Pigment-Based, Low-Cost, Portable Micronutrient Status Tests Using Engineered Bacteria

Micronutrient deficiencies are a significant healthcare concern across the globe. Significant even in some developed nations, micronutrient deficiencies are more severe in the developing world and locally in the wake of major disasters. These conditions, though easily treated, remain a problem because they are often difficult to recognize and diagnose, requiring lab tests that are prohibitively expensive in both material and human resources for those in developing or remote areas.

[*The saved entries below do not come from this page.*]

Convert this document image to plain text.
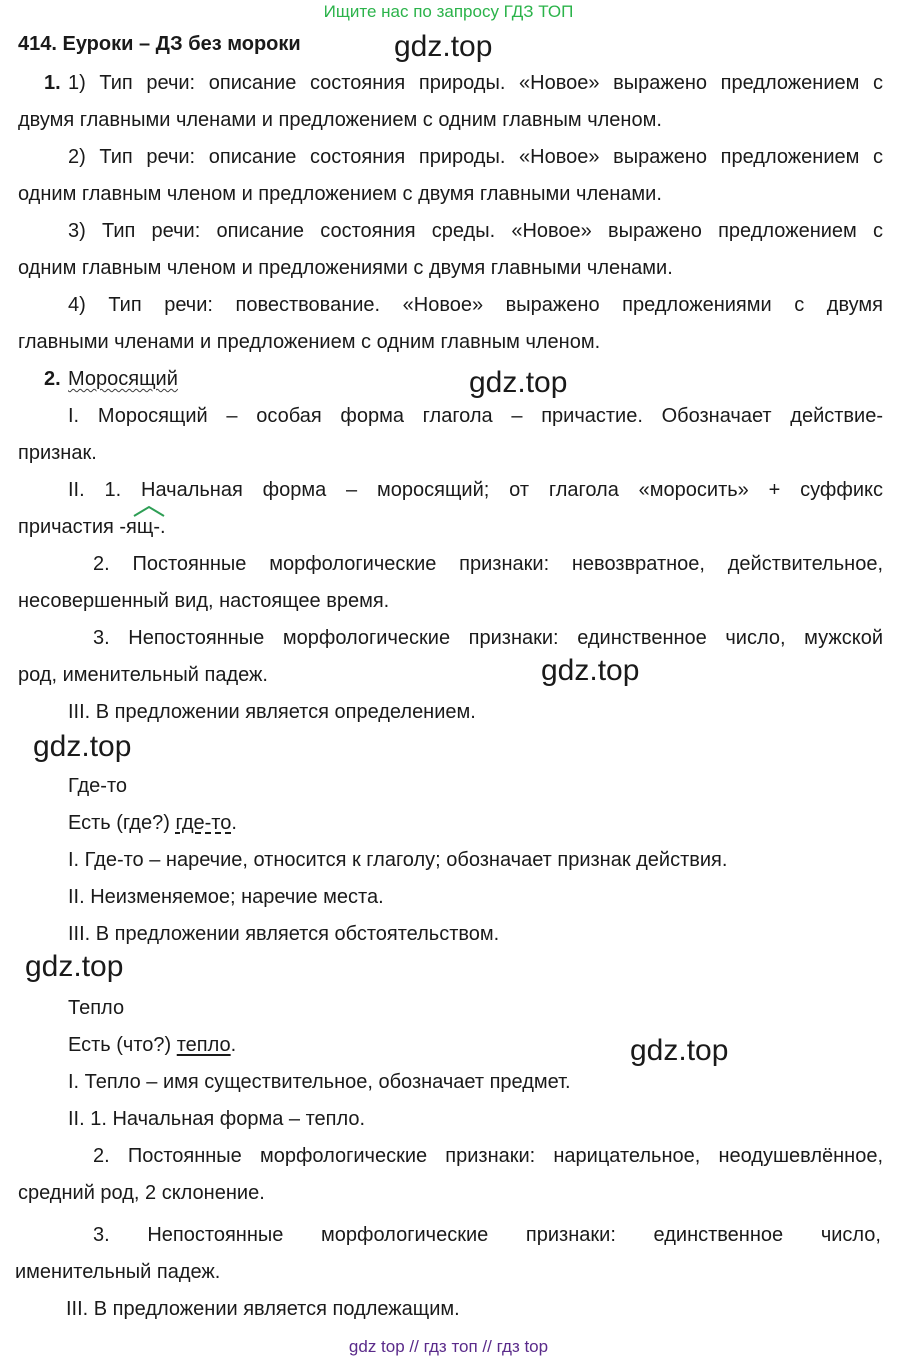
Ищите нас по запросу ГДЗ ТОП
414. Еуроки – ДЗ без мороки	gdz.top
gdz.top
gdz.top
gdz.top
gdz.top
gdz.top
1. 1) Тип речи: описание состояния природы. «Новое» выражено предложением с
двумя главными членами и предложением с одним главным членом.
2) Тип речи: описание состояния природы. «Новое» выражено предложением с
одним главным членом и предложением с двумя главными членами.
3) Тип речи: описание состояния среды. «Новое» выражено предложением с
одним главным членом и предложениями с двумя главными членами.
4) Тип речи: повествование. «Новое» выражено предложениями с двумя
главными членами и предложением с одним главным членом.
2. Моросящий
I. Моросящий – особая форма глагола – причастие. Обозначает действие-
признак.
II. 1. Начальная форма – моросящий; от глагола «моросить» + суффикс
причастия -ящ-.
2. Постоянные морфологические признаки: невозвратное, действительное,
несовершенный вид, настоящее время.
3. Непостоянные морфологические признаки: единственное число, мужской
род, именительный падеж.
III. В предложении является определением.
Где-то
Есть (где?) где-то.
I. Где-то – наречие, относится к глаголу; обозначает признак действия.
II. Неизменяемое; наречие места.
III. В предложении является обстоятельством.
Тепло
Есть (что?) тепло.
I. Тепло – имя существительное, обозначает предмет.
II. 1. Начальная форма – тепло.
2. Постоянные морфологические признаки: нарицательное, неодушевлённое,
средний род, 2 склонение.
3. Непостоянные морфологические признаки: единственное число,
именительный падеж.
III. В предложении является подлежащим.
gdz top // гдз топ // гдз top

As obligate consumers of the same micronutrients, bacteria possess cellular machinery to control intracellular micronutrient levels and have corresponding regulatory mechanisms to respond to varying concentrations in their environment. We have developed a whole-cell bacterial biosensor harnessing these properties for use in a diagnostic test for blood micronutrient status, specifically for the detection of zinc levels in blood.  The test is designed to be inexpensive in total cost of operation, requiring no complex equipment and minimal medical training to administer and interpret. This would obviate the logistical problem of laboratory access and sample transport in remote and low-resource environments, allowing on-site diagnosis of micronutrient deficiencies in the populations most at risk.

To create this biosensor, we designed and implemented genetic circuitry to trigger specific changes in color that are visible to the naked eye in response to zinc levels. In one implementation, we have used pigments as readouts for the biosensor.  With appropriate transcriptional control, pigment-based color changes could be essentially switch-like, reducing ambiguity in the interpretation of test results.  Moreover, production of even a small amount of pigment-producing enzyme could enable synthesis of sufficient pigment to be visible to the naked eye, potentially decreasing the total time to coloration and the biochemical burden on the cell.  In another implementation, we have used chromoproteins as indicators. Chromoproteins have different potential advantages, including that they require substantially less DNA, which simplifies cloning and other molecular biology manipulations. Here we present results from our bacteria that produce multiple visible colors in response to zinc levels, as well as the results of our efforts to tune these sensors using a variety of metabolic engineering strategies, including changes in promoters, ribosomal binding sites, and transporters.